Increased federal funding for NEI, glaucoma research requested
WASHINGTON — Increased federal funding for vision research and for the treatment of glaucoma were the subject of two congressional events here last week.
In a congressional briefing by the National Alliance for Eye and Vision Research (NAEVR), Christopher A. Girkin, MD, MSPH, said glaucoma is not only the leading cause of irreversible blindness among blacks in the United States, but it also progresses more rapidly and develops 10 years earlier in blacks than whites. Structural differences in the optic nerve head and the lamina cribrosa seem to be responsible for making blacks more susceptible to glaucomatous damage than whites, Dr. Girkin said.
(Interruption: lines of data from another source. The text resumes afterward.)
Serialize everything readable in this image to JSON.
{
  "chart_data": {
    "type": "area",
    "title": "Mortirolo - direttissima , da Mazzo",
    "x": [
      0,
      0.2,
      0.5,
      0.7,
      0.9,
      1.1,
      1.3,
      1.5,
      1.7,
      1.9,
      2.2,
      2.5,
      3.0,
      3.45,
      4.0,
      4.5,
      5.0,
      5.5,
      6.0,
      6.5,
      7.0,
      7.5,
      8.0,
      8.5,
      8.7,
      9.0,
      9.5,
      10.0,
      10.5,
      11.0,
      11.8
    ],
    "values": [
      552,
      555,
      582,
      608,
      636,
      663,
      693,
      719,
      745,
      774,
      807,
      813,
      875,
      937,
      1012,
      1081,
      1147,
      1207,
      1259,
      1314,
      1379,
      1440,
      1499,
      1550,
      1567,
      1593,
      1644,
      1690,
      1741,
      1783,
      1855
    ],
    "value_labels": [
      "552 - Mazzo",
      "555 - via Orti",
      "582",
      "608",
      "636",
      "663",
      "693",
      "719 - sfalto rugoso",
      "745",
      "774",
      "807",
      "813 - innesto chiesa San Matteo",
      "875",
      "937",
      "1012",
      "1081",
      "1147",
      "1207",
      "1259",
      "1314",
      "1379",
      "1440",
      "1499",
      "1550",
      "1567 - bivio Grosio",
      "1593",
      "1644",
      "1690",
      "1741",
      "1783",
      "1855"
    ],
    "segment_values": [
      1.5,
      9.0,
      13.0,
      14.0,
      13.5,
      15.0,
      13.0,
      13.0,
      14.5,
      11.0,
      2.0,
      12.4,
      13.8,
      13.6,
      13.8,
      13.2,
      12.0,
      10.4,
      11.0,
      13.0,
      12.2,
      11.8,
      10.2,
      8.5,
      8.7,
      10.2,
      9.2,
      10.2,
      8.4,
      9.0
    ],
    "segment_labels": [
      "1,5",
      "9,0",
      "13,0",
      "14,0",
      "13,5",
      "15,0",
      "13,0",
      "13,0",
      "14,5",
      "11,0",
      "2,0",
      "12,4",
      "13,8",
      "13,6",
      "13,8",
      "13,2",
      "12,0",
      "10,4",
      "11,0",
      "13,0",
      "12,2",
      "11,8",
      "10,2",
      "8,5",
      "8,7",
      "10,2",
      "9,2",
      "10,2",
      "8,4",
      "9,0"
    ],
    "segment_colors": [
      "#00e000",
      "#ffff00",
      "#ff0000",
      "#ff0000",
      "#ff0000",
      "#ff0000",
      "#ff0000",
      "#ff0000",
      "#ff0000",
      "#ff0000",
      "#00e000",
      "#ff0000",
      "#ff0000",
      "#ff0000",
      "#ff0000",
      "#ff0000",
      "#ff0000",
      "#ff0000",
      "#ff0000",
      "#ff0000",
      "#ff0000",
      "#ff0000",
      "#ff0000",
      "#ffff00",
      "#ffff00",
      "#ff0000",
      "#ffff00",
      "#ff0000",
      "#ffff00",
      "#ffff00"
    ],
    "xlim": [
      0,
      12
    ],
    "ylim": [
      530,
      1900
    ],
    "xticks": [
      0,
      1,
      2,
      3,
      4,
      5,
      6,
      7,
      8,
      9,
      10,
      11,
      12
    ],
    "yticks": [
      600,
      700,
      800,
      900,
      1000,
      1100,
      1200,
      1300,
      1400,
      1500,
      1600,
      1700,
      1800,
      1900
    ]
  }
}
Dr. Girkin and colleagues are working on detection strategies to diagnose glaucoma earlier, he said. One promising technology is the confocal scanning laser.
“We can see quantitatively over time how the nerve is changing,” Dr. Girkin explained. “We’re using bench science and seeing how [we can apply] it to patients.”
The current annual funding for the National Eye Institute is less than 1% of the annual $68 billion cost of treating visual disorders and disabilities, according to the NAEVR.
Congressman Artur Davis, D-Ala., said at the briefing that legislators are unaware of the need for funding for vision research, especially as ophthalmology competes with other specialties for federal dollars.
The day after the congressional briefing, Stephen J. Ryan, MD, president of NAEVR, testified before a House subcommittee on health appropriations. On behalf of the vision research community, Dr. Ryan requested fiscal 2006 funding for the NEI at $711 million and for the National Institutes of Health at $30 billion, which would be 6% increases over fiscal 2005 levels.
“Although NAEVR recognizes that Congress faces tremendous challenges at home and abroad, we join the community of support for medical research in requesting NIH funding at $30 billion to maintain the momentum of discovery,” Dr. Ryan said, according to a NAEVR press release. He noted that NEI-funded research has led to an approved drug therapy treatment for age-related macular degeneration, as well as the recent discovery of a gene associated with a person’s risk for developing the condition.